Entonces el jefe de los iberos tuvo una luminosa idea y decidió multiplicar sus fuerzas colocando bolas de paja en las astas de los novillos que tiraban de los carros, dejándolos en primera fila. Evidentemente el dolor y el pánico de los animales, les hizo enfurecerse y embestir a cuantas tropas cartaginesas se topaban de frente. Y de esta forma se ganó la batalla.
Desde entonces, en conmemoración de aquella victoria, aunque pocos la recuerden, se tortura un toro a fuego en distintos puntos del país, especialmente en la zona del levante, donde esta fiesta tiene gran arraigo.
Antes de nada, para realizar este festejo o celebración, es obviamente, colocarle al animal las bolas de fuego en su cornamenta. ¿Cómo se hace? Los encargados siempre son una cuadrilla de emboladores que deben trabajar con gran compenetración para inmovilizar a un toro de más de mil kilos. Lo primero que se hace es sujetar con una soga al toro por los cuernos y esta soga se pasa a través de un pilón, lo que viene siendo un palo grueso vertical, con un orificio en medio, preparado para tal fin. Una vez echo esto, se tira de la soga y se sujeta con una pinza de modo que la frente del toro quede completamente inmóvil y pegada al pilón. Es entonces cuando se coloca sobre su cabeza el herraje con las bolas, bien sujeto con agarraderas a los pitones del toro para que no se pueda liberar de él. Las bolas llevan estopa impregnada con material inflamable. Obviamente, en el momento en el que se aplica el fuego sobre la cabeza del toro, el animal comienza, a lo que los participantes llaman, “volverse bravo” y que no es otra cosa que entrar en pánico.

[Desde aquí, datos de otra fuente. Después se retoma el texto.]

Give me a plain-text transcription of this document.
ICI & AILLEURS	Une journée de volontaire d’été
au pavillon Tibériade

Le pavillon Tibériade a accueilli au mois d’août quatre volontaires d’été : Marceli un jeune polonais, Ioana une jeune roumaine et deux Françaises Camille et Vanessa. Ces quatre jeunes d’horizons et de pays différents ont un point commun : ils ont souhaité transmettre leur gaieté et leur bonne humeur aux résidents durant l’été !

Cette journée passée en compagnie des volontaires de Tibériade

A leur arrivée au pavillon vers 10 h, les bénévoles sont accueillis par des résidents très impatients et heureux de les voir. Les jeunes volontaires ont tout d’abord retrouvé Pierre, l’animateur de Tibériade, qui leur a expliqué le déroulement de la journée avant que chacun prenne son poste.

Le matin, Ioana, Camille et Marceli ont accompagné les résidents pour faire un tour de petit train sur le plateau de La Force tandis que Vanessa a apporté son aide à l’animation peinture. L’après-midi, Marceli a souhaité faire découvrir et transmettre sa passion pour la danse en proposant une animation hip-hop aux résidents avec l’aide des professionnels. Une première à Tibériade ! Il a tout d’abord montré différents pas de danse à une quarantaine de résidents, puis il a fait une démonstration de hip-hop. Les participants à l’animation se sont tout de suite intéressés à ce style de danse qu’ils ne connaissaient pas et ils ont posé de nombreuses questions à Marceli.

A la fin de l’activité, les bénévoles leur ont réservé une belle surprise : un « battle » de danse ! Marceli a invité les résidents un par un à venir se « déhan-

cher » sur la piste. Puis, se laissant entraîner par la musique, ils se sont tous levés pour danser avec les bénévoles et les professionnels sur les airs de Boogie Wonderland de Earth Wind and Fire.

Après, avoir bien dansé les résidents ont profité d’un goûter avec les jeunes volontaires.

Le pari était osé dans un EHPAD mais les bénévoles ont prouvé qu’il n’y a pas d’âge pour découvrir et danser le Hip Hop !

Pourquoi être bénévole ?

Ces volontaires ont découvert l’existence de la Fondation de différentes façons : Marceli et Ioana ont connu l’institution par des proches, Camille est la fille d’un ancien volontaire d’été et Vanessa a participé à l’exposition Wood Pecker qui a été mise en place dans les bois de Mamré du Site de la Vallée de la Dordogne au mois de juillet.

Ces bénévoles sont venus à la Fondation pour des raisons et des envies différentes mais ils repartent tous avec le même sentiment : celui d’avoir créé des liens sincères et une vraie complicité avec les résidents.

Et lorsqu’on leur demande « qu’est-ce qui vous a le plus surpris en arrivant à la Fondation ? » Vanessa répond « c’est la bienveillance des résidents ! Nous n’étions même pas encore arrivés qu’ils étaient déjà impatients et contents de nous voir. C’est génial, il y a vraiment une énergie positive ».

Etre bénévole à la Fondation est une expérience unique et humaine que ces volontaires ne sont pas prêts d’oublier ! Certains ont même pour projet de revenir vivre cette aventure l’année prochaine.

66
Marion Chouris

Es instintivo el pavor que la presencia del fuego provoca en los animales, algo que ya descubrió el Homo Erectus cuando comenzó a utilizar hogueras para ahuyentar a los animales salvajes. El toro embolado por lo tanto, sufrirá un grado de angustia extrema al sentirlo sobre sí y tratar de huir desesperadamente para preservar su vida, durante las dos horas que tarda el material en consumirse. El toro corre atormentado, golpeándose a menudo y lesionándose en en las caídas. El líquido inflamable no se apaga, si no que cae por sus pitones, llenos de terminaciones nerviosas, y las chispas queman su piel e incluso sus ojos. Cuando el toro se percata al fin de que huir es imposible, trata de apagar el fuego agitándose y sacudiéndose fuertemente hasta el punto de llegar a provocarse dislocaciones cervicales. El tormento llega a tal grado que no es infrecuente que el animal quiera acabar con su tortura golpeándose contra algún muro o despeñándose desde las alturas. Algunos mueren de un infarto provocado por el estrés. Los que sobreviven al martirio, serán sacrificados en un matadero.
Así que podemos decir que la fiesta del toro embolado consiste básicamente en contemplar a un animal volviéndose loco de terror.
Llegados a este punto, hemos de plantearnos una cosa: ¿Qué es la tradición? Según antropólogos, una tradición es el resultado de la parte de la cultura seleccionada en el tiempo con una función de uso en el presente y que remite a una identidad de grupo. No consiste en el calco del patrón original, pues ha de asumir nuevas funciones y significados dentro de un contexto social. Según G. Lenclud: “No es el pasado el que produce el presente, sino a la inversa, el presente quien configura al pasado”.
El patrimonio, no debe confundirse con cultura, la cultura se aprende y se transmite y el patrimonio remite a símbolos o lugares memorables. Lo que se convierte o no en patrimonio, es bastante arbitrario y está determinado por los grupos hegemónicos del momento.
Resumiendo: tanto la tradición como el patrimonio, tratan de expresar la identidad de un grupo humano y pretenden una continuidad generacional, que se suele llamar, herencia cultural.
Nos encontramos por tanto, en un sinsentido, si atendemos a las encuestas más recientes que declaran que un 84% de los ciudadanos entre 16 y 24 años afirman que no se sienten orgullosos en absoluto de la fiesta taurina, ni mucho menos representados por ella. En las nuevas generaciones, no existe esta perpetuación de lo que hasta ahora fue traición. El mundo taurino está en decadencia.
Por fortuna, la sociedad, comienza a ser intolerante a todo lo que conlleva algún tipo de sufrimiento y el rechazo a la tortura es cada vez más tajante. Es hora de reconocer que ya ha llovido demasiado y que, como humanos, algo hemos debido evolucionar desde os tiempos de Amílcar. El siglo XXI debe ser el siglo de la abolición.